You should have received warnings when compiling your code, talking about the "new" modifier. That should have given you a clue. Currently your Milk
(etc) methods are hiding or shadowing those in CoffeeDecorator
- they're not being called polymorphically.
You'd need to make the CoffeeDecorator
methods virtual with the virtual
modifier, and then explicitly override them in Milk
(etc) with the override
modifier.
// In CoffeeDecorator
public virtual double getCost()
{
return decoratedCoffee.getCost();
}
// In Milk
public override double getCost()
{
return base.getCost() + cost;
}
You forgot to declare getCost and getIngredient virtual
and use the override
keyword in the derived verions. The way you did it, you just "overload" the methods.
You're hitting CoffeeDecorator's getCost() method rather than the implementing class' getCost() method .. you need to look at how you're overriding the method.
It's a bit verbose example but I think I can explain the pattern in 2 lines. Decorator pattern allow you to wrap existing implementation of interface. Other name of the pattern is wrapper.

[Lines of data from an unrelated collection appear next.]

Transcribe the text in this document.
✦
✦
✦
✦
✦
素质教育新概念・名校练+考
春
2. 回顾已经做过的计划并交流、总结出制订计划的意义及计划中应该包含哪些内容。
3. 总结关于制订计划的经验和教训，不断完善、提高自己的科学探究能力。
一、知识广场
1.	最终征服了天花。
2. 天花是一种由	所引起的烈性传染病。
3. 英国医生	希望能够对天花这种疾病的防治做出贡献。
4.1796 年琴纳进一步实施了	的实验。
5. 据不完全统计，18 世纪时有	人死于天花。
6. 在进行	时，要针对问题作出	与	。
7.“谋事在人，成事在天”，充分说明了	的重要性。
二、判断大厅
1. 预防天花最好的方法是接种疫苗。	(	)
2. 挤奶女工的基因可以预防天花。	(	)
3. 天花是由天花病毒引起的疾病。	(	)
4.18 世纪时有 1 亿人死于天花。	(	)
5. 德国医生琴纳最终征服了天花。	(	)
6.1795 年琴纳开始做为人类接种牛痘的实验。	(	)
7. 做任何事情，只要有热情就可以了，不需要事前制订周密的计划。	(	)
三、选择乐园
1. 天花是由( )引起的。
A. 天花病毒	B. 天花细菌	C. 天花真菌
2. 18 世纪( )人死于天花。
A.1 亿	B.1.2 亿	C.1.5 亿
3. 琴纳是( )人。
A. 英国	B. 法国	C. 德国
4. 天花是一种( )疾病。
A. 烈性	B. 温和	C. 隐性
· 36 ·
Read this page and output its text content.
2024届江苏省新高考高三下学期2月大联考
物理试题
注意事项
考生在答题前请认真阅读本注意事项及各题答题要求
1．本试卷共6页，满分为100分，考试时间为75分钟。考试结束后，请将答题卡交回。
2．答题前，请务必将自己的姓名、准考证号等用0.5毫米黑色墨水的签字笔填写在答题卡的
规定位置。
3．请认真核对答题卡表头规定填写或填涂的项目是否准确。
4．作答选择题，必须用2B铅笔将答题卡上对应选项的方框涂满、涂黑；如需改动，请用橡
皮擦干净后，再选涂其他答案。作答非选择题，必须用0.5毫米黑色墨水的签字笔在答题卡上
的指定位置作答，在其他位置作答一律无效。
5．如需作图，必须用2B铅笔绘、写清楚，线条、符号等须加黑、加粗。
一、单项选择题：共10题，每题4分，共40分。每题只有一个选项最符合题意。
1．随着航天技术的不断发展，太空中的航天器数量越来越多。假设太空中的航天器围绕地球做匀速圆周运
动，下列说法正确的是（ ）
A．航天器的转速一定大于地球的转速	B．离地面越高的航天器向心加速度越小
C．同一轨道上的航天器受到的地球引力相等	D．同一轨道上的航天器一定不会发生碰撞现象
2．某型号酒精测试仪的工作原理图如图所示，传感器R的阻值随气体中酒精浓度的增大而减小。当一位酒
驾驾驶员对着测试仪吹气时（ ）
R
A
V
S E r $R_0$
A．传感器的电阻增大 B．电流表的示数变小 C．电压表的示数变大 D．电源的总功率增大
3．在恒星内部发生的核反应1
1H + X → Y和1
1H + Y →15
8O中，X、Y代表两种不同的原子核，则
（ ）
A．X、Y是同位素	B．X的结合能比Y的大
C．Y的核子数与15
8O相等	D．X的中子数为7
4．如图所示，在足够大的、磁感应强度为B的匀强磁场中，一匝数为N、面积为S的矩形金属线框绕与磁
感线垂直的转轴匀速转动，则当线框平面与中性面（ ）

For example you have interface Foo:
interface Foo {
public int foo();
}
class SimpleFoo implements Foo {
public int foo() {
return 1;
}
}
The SimpleFoo.foo() always returns 1;
Here is the simple decarator:
class DoubleFoo implements Foo {
private Foo payload;
public DoubleFoo(Foo payload) {
this.payload = payload;
}
public int foo() {
return 2 * payload.foo();
}
}
DoubleFoo.foo()
decorates the payload Foo. It multiplies the result by 2.
Obviously it can also replace the implementation of payload by its own implementation. but it is not a classic case of the pattern.
The most well known example of usage of this pattern is IO in java: streams, readers and writers are all wrappers. For example BufferedReader adds functionality to payload reader: it reads data to buffers.